After having figured out my plans, I walked around camp for a while since Aria was learning archery and the wolf chase didn't Start for another few hours. I came across a cave just north of the hunts campsite and of course went inside because I just wanted to. Once inside I looked around just letting my wolf filled curiosity accompanied by my ADHD lead me and of course it led me straight into a female wolf ambush. Thanks wolf side great job seriously superb remind me to give you a golden star after this. The wolf pounced on me pinning my body and snout to the cold ground. The alpha walked up to me again, no longer sporting the expression of interest rather an expression that clearly said "if you don't explain well, you'll die slow" she then begun to actually speak confirming what I had already guessed. "MALE, why have you come to our cave?!? You seek to mate like the filthy male you are?" As fast as she had said it was as fast as I denied it. "HADES NO, I have NO romantic interest in wolves. At all. None?" immediately after thinking it I couldn't help but think 'why do I sound so unconvincing? I do not like wolves, I'm a normal boy... well I am a wolf, but still she does look attra- not gonna finish that thought'. She looked at me curiously before nodding at the wolves around me who let me up. "If that's true, why are you here then?" Honestly I did not know how to answer that very good question that I had literally been asking myself the whole time. "I umm don't actually know, I kinda just wondered this way out of curiosity I guess?" She looked at me with the same eyes Annabeth does when she is trying to pry a secret from me. "Fine, since you're here. We shall introduce ourselves. My name is karla, the alpha of this pack. This is Anya a lone wolf. the others are bell, lotus and Rose who're sisters born of the same litter. I took this as the chance to properly introduce myself.

"I am Damian, the first male wolf accepted into the hunt and blessed by lady Artemis.

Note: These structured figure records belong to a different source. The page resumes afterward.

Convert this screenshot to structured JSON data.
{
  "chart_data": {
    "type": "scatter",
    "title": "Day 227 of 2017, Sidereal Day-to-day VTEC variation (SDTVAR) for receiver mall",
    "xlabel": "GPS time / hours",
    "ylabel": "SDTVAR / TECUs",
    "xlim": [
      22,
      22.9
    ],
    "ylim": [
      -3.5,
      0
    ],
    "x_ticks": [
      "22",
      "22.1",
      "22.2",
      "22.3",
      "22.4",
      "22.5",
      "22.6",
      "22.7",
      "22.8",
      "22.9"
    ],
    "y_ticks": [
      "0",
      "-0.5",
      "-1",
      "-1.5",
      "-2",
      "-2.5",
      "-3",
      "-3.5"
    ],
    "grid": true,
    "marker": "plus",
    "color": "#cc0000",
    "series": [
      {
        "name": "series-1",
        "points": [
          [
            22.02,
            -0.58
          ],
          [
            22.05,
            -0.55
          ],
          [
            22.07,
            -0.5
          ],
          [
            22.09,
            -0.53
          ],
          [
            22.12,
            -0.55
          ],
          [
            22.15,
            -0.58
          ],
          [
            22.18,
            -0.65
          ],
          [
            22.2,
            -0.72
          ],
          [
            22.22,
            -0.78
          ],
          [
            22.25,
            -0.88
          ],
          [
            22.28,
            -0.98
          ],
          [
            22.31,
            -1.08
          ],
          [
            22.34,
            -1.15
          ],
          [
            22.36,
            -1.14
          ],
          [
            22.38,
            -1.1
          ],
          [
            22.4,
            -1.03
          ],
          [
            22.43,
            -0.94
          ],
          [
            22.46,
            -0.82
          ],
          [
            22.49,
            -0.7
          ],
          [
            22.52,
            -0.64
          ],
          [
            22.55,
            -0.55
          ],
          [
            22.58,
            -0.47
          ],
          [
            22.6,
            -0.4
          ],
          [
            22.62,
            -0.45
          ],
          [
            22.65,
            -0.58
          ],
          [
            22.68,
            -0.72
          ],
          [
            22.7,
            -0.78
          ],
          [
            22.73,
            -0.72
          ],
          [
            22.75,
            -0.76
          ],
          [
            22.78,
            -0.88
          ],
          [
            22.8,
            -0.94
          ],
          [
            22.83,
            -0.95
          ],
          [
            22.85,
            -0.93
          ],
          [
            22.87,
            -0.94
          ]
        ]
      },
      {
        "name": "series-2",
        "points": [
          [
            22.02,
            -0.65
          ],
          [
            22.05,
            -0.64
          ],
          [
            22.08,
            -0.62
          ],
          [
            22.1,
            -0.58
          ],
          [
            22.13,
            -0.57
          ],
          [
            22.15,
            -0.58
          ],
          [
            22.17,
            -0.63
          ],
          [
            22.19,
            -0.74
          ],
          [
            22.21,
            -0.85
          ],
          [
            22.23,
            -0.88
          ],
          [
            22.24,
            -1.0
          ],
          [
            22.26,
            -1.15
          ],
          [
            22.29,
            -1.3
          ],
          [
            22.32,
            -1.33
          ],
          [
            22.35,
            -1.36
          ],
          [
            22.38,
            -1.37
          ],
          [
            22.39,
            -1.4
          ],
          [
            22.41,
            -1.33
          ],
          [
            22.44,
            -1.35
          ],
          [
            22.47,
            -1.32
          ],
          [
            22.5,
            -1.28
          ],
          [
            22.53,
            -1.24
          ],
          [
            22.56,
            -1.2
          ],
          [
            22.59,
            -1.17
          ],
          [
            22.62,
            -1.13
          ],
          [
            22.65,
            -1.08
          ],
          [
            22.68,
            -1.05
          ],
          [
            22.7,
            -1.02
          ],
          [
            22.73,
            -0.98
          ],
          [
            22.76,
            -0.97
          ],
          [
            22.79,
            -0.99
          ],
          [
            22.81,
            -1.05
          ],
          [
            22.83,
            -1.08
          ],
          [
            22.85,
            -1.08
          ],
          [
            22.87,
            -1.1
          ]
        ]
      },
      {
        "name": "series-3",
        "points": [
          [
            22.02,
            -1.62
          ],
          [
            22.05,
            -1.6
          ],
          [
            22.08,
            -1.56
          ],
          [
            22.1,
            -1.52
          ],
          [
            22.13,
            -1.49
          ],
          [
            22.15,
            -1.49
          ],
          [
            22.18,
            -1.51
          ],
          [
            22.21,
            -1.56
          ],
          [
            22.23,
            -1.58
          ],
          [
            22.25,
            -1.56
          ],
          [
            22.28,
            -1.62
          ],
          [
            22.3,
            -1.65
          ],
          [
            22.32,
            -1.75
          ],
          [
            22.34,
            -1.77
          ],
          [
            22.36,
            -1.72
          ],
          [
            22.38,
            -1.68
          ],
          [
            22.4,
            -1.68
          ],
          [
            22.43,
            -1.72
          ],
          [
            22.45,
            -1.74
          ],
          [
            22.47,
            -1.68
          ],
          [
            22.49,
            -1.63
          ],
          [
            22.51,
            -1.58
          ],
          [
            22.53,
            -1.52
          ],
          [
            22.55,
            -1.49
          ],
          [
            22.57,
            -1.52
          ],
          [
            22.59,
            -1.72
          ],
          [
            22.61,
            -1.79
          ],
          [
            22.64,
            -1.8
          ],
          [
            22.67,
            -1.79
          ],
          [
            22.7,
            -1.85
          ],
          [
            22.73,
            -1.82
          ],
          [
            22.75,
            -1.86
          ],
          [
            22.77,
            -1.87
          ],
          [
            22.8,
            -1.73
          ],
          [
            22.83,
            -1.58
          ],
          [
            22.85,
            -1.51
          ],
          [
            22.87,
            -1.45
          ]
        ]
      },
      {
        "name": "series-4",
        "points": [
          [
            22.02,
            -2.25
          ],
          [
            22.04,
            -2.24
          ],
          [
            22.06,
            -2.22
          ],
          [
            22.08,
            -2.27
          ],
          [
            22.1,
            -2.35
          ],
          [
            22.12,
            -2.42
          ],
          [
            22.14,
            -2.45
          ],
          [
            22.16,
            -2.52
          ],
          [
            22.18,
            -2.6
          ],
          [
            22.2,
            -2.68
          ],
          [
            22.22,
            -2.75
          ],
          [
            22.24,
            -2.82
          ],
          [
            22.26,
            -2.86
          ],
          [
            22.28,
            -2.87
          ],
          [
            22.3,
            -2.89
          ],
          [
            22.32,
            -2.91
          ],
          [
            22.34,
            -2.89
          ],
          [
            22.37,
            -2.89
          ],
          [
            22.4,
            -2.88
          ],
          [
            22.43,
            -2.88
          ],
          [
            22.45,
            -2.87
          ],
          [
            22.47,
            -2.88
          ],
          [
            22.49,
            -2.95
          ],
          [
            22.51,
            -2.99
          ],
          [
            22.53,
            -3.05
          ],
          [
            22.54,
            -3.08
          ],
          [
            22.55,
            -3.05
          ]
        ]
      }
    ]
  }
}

I am here solely to care for my adoptive daughter" It was quite strange not having a mountain long list of titles to call out, it was almost refreshing not having to. For a few hours we spoke about how the wolves operated in the hunt, from hunting to defensive training with the hunters; not to mention tracking down monsters, targets and animals when Artemis herself was unavailable. I grew to feel at ease around them as they around me right up until we were having a jolly chat and laughing occasionally. Karla was actually quite the laid back girl-err wolf she told me about their history's how she used to run with lupa's pack until she was scouted by Artemis as an alpha, the triplets about 2 years older than Aria were actually rescued from their ex-pack which had rejected and begun to attack them, but the most interesting of all was Anya the youngest of the wolves at the same age as Aria and was none other than lycaon's daughter who was born without the ability to change human, similar to me in that sense. She was kicked out of the pack by Lycaon himself when he found out. Later she learned she wasn't a werewolf at all as she showed no reaction to silver their staple weakness, percy felt utter hatred at this fact and wanted nothing more than to kill him a few thousand times over. Content that the pack accepted him, he left once more for his comfy spot in the trees above, a place where nothing could escape his senses be it sleeping or awake.

Tomorrow the hunt moved to new forest to hunt the cyclops that had been reported there. Finally a chance to test my "trainning" I knew one thing above all else though. I must protect the hunt. I must protect aria. And I must protect Artemis.